Nafai found himself by the water’s edge, gripping a bough that was ten centimeters thick, bending it between his hands, bending it like a horseshoe. It fought him, but it also gave under the strength of his grip.

“Don’t break that,” said Father.

Nafai turned, startled. He let go of the branch, and it whipped upward, out of control; some leaves slapped him in the face.

“It took so long for it to grow,” said Father.

“I wasn’t going to break it.”

“It was on the verge,” said Father. “I know plants. You don’t. You were on the verge of breaking it.”

“I’m not that strong.”

“Stronger than you know.” Father sized him up. “Fourteen.” He laughed a little. “Your mother’s genes, not mine, I fear. I look at you and I see—”

“Mother?”

“What Issib might have been, body as well as mind. Poor boy.”

Poor boy. Why don’t you look at me sometime, Father, and see
me
. Instead of some imaginary child. Instead of a little boy who makes up visions, why don’t you see what I am: a man who heard the voice of the Oversoul, even more clearly than you.

“I’m afraid,” said Father.

Nafai looked his father in the eye. Is he teasing me?

“I’m sending you into something more dangerous than I think your brothers understand. But
you
understand, don’t you, Nafai.”

“I think.”

“After what you’ve seen,” said Father. But it was as much a question as an answer. What was he asking, whether Nafai knew the truth about Elya and Meb? It couldn’t be that, because Father didn’t know about them himself. No, Father was asking whether Nafai really saw visions.

Nafai’s first reaction was to be furious—hurt, offended. But then he realized that he was wrong to feel that way. Because Father had a right to ask, a right to let it take time to believe in his visions, just as Issib had said. He was
trying
to accept the idea of Nafai as a fellow servant of the Oversoul.

“Yes,” said Nafai. “I’ve seen. But nothing about the Index.”

“Gaballufix won’t let it go,” said Father. “In the vision he did, but the Oversoul can’t see everything. The Index isn’t just something you borrow. It’s very powerful.”

“Why? What can it do?”

“I don’t know what it can do, of itself. But I know that it means power. I know that among the Palwashantu, the one who keeps the Index is the one who has the trust of the clan. The greatest honor. Gabya won’t give it up. He’ll kill first. And that’s where I’m sending my sons.”

The look on Father’s face was angry. Nafai realized: He’s furious at the Oversoul for requiring him to do this.

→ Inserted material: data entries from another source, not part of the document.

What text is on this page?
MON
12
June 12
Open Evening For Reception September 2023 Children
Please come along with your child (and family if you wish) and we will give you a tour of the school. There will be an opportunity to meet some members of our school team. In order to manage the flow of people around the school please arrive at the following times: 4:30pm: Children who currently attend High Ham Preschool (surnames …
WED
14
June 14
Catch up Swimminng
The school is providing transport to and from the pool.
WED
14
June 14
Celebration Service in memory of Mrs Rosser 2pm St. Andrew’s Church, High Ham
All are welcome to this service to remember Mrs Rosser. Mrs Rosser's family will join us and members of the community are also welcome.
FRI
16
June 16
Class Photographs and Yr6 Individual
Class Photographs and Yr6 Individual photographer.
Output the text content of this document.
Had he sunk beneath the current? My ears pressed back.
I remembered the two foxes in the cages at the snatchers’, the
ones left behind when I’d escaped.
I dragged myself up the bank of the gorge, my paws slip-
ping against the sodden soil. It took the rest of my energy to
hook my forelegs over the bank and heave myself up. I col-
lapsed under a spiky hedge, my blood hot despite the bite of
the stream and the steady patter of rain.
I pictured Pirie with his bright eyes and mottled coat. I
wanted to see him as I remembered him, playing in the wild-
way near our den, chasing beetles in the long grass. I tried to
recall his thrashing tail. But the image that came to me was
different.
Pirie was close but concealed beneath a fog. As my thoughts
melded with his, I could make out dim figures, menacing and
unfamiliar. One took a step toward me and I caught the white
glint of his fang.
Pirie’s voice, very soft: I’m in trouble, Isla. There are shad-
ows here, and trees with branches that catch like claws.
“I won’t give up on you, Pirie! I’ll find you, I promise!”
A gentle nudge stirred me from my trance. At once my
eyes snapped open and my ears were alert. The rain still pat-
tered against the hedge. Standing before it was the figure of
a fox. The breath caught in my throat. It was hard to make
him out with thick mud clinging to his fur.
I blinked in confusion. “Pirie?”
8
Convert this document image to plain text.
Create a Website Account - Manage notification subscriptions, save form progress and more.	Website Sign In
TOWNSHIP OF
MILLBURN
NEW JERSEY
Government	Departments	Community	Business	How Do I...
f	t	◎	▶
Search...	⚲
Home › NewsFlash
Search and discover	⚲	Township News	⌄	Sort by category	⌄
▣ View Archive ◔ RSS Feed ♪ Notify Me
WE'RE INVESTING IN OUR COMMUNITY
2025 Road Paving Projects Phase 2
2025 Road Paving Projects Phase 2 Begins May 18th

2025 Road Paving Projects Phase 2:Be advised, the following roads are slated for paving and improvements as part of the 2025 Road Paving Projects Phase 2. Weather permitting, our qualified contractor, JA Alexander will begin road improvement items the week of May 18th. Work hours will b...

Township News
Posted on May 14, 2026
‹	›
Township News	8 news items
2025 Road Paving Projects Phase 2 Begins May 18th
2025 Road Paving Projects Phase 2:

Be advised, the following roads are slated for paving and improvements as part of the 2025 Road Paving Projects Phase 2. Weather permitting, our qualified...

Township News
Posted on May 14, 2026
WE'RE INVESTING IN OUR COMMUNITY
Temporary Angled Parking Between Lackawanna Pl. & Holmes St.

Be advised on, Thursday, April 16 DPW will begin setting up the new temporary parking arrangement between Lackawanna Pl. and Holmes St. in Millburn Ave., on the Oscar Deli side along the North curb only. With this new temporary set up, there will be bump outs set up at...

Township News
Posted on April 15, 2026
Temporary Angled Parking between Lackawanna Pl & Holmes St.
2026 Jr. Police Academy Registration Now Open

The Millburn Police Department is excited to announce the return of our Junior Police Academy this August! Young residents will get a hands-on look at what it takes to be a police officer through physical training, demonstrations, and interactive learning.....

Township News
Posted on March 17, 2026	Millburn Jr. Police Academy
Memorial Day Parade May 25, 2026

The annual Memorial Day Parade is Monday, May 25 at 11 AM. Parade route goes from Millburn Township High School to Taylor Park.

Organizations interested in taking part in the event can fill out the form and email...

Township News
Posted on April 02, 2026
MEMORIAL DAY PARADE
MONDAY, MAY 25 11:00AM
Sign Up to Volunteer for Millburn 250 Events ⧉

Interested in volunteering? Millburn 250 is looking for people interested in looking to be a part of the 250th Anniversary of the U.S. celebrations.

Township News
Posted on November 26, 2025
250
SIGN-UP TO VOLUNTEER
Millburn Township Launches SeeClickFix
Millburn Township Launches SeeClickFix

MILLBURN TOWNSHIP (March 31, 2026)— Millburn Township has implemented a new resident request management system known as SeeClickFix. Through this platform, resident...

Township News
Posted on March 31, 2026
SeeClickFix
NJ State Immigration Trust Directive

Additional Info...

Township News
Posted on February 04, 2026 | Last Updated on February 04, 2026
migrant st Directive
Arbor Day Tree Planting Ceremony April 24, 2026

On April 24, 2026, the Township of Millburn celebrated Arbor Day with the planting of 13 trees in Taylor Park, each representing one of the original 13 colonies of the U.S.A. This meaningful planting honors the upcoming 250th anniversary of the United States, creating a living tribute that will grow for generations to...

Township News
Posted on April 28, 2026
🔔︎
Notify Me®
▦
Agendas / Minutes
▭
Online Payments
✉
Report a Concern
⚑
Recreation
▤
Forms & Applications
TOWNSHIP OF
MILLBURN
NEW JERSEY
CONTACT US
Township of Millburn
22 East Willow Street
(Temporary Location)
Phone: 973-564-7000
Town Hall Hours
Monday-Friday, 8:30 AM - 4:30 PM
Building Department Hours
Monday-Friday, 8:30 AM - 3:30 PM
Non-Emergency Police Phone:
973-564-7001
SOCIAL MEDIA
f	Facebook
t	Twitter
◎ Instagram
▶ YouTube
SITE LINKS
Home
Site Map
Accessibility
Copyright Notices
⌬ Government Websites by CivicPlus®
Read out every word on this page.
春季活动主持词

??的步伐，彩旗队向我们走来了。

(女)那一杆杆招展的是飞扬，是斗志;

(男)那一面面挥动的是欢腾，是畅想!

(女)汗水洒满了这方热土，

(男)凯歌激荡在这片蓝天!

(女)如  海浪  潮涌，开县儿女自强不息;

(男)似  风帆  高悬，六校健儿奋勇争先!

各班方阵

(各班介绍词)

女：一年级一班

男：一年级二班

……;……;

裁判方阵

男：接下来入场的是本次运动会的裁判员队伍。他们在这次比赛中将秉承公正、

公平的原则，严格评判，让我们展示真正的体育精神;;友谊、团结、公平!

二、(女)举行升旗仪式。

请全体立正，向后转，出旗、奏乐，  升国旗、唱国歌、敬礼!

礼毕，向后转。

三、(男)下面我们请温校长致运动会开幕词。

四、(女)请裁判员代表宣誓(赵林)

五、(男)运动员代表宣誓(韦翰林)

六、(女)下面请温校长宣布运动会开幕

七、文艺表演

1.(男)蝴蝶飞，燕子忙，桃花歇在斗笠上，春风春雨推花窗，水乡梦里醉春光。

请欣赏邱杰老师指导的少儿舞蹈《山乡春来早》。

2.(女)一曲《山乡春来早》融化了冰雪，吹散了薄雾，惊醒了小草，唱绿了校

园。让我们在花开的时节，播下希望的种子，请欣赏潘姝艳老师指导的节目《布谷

And then, as Nafai watched, Father mastered his rage, and his face grew calm. “I hope,” said Father quietly, “I hope the Oversoul has really thought all this through.”

“Father,” Nafai said, “
I’ll
go and do whatever the Oversoul has asked us to do. Because I know that the Oversoul wouldn’t ask us to do it without preparing some way for it to be accomplished.”

Father studied his face for the longest time. Then he smiled. Nafai had never seen such a smile on his father’s face. The relief in it, the trust. “Not an act, is it,” said Father. “You’re not just saying what you think I want to hear.”

“When have any of your sons said anything that they thought you wanted to hear?” asked Nafai.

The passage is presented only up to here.